The acceptance letter notes that Eva Harvey was selected among 29,000 applicants, and offered a scholarship to help defray the $50,000 annual fees. Harvard now charges a maximum of 10 per cent of parents’ income, and uses the university’s generous endowments to make up the rest. “The philosophy is that no one who gets in should be prevented from attending because of money,” says Eva.
Had Comdt Dan Harvey of the Irish Defence Forces not been deployed to the headquarters of the EUfor mission to Chad at Montvalérien, outside Paris, in the autumn of 2007, Eva would be sitting her Leaving this week, and she probably would not have applied to Harvard. The large number of US students at her Paris school alerted her to the possibility.
“I’m making phone calls and sending e-mails to my friends in Cork. I should be there,” said the student, who will receive her results next month.
Eva’s mother Mary hesitated to uproot her three daughters and son and transfer them to French schools three months after classes started in 2007. A primary school teacher who holds a doctorate in education, Ms Harvey researched schools in Paris before settling on the École Active Bilangue.

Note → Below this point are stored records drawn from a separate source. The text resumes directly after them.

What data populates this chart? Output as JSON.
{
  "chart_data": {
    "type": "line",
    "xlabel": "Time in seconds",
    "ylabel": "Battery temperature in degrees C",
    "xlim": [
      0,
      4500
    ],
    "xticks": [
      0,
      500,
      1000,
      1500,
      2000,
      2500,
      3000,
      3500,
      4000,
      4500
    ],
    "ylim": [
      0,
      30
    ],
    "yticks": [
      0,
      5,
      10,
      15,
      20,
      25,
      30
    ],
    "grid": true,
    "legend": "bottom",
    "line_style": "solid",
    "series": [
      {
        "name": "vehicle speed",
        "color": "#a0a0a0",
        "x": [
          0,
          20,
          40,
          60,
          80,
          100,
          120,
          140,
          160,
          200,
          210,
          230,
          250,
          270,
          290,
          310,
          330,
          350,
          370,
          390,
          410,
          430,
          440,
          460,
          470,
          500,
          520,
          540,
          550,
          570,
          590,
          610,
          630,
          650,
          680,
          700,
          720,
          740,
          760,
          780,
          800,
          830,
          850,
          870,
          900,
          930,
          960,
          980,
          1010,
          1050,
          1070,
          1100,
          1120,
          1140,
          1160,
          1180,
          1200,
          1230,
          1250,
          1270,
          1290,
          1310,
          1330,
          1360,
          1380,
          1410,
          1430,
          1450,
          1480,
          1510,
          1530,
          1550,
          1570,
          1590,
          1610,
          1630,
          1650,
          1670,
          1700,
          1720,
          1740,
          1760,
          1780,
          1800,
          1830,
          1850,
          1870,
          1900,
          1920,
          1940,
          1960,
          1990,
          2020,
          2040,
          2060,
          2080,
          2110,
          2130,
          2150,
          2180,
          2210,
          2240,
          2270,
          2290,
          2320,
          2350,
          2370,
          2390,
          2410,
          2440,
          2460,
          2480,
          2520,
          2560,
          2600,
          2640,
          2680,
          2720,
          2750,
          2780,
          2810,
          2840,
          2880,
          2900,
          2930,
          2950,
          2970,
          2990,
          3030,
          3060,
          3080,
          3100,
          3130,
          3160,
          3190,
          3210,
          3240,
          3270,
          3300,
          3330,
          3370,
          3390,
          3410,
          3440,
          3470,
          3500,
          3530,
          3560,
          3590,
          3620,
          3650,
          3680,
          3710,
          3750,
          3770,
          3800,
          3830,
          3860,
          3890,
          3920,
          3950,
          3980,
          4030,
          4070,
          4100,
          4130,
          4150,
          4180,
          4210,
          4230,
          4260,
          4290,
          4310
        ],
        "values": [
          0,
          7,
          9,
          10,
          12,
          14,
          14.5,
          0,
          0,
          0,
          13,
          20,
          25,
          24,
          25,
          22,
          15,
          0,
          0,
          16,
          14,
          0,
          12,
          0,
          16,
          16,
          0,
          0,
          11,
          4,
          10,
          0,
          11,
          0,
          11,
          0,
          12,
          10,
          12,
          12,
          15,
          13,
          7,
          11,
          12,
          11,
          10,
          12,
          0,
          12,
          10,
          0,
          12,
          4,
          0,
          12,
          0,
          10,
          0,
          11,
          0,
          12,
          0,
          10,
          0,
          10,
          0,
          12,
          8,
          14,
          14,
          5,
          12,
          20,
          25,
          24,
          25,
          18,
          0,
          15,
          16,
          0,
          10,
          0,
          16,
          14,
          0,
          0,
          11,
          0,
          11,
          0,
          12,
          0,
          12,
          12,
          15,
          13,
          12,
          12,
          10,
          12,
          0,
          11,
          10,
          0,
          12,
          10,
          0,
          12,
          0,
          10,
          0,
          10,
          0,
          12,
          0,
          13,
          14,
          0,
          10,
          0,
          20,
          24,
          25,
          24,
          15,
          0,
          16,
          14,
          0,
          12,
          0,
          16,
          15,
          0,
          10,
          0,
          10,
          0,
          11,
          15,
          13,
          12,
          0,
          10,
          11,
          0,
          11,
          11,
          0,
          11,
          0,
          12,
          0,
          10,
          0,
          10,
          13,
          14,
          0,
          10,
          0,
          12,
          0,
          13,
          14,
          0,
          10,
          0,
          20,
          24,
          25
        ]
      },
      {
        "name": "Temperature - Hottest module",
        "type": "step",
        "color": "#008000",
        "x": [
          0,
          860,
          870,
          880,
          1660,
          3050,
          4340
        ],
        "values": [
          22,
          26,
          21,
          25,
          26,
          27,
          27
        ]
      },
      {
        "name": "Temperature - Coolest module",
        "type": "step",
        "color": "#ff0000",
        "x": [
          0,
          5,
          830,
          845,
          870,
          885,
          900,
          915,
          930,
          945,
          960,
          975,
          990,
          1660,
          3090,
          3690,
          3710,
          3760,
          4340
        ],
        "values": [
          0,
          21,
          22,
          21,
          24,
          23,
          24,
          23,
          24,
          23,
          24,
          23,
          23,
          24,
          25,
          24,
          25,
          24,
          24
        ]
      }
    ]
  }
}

Eva had to adapt quickly to the international baccalaureate programme. “It’s more like college because you concentrate on particular subjects,” she explains. “You don’t get a lot of homework, but you’re assigned 4,000-word essays to prepare you for writing college papers.
“We had to choose topics ourselves whereas in Ireland the assignments are more specific. If you’re motivated, it’s very good.”
Eva had studied French for her Junior Cert and spent a month of her transition year with a French family. She was admitted to Harvard on the strength of 12 As on her Junior Cert, high scores on the US Scolastic Aptitude Test and a two-hour interview in Paris.
She will not know until August whether her applications to Trinity College Dublin and University College Cork were successful. She has also been accepted by Manchester University and in the US by Wellesley, Vassar, Middlebury and Mount Holyoke.
A US liberal arts degree will enable Eva to continue studying history, English and French, rather than going directly into medical school as she would have done in Ireland or Britain.
She intends to major in neurobiology, and hopes to become a cardiologist or neurologist. “I’m interested in science, but I want contact with people. Becoming a doctor will allow me to mix science with the . . . human, caring aspect.”